Il CSM nelle agenzie di stampa 8 MARZO: 40% TOGHE E' ROSA, MA SOLO 3% HA POSTO DA DIRIGENTE LO DICE UNA RICERCA DEL CSM
(ANSA) - ROMA, 8 MAR - Le toghe sono sempre piu' rosa, ma troppo poche ancora sono le donne che ricoprono posti di vertice negli uffici giudiziari.
Secondo un'indagine condotta dal Csm e finanziata dalla Commissione europea, le donne rappresentano il 40% dei magistrati italiani (3.456 contro i 5.481 colleghi maschi), ma solo 18 dirigono uffici giudiziari, affidati nel 97% dei casi a uomini (oltre 400 dirigenti maschi).
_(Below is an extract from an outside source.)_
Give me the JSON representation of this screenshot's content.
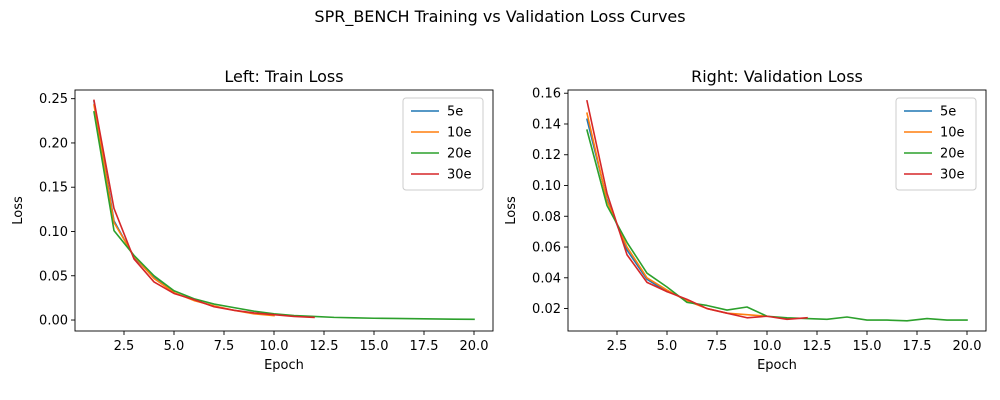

Il quadro che emerge dalla ricerca e' dunque sconfortante: … nessuna donna e' procuratore generale o presidente di Corte d'appello, solo 16 siedono in Cassazione come consigliere su 260 effettivi (6%), una sola donna (a fronte di 38 colleghi uomini) svolge funzioni di sostituto procuratore generale e mancano totalmente nella procura nazionale antimafia.
Non solo.
Le poche fortunate, che arrivano a conquistare un posto da dirigente, ci riescono perche' si tratta di ruoli scartati dai loro colleghi maschi, in quanto ritenuti meno importanti.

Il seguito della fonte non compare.